Facing the news media can be nerve-racking even under the best conditions. Now imagine yourself in a crisis or emergency situation facing hostile reporters who want answers to their tough questions. What would you do? What do you say?

Below are 10 basic commandments for answering tough questions from reporters:

  1. Be yourself; be comfortable and confident – take a deep breath and relax: remember that you probably know more about your subject than the audience.
  2. Be honest: if you don’t know the answer to a question, admit it rather than jeopardize your credibility.
  3. Be brief; be human: don’t be afraid to be yourself – it will look genuine.
  4. Be personal: use personal stories and anecdotes to convey an idea or concept.
  5. Be positive and consistent: set your goals for the interview and keep them in mind, controlling and focusing your material toward them.  Establish your SOCO (Single Overriding Communication Objective) and state it, over and over again.
  6. Be attentive: concentrate, listen carefully to questions.
  7. Be energetic – without going over-the-top: use gestures, subtle facial expressions and appropriate body language to add vitality to your words.

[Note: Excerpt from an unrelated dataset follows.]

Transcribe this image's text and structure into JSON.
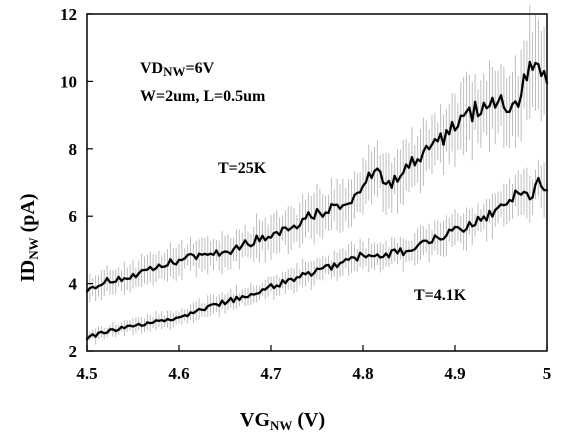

  8. Be committed and sincere: don’t be afraid to pause.  Avoid, or respond appropriately, to the “buzzwords” that reporters use to get interviewees to react, such as:  Why are you lying?; Are you embarrassed by …(your job, your company, your company’s position/record/etc.)?
  9. Never repeat the buzzword in your answer: Do not restate the allegation or negative statement used against you.  Rather, just replace it with your positive response or SOCO.  Don’t waste valuable media time saying what you don’t do or what you are not.  Just say your SOCO.  Always be positive.
  10. Don’t attack the media: be respectful and kind.  Don’t play into the attack game.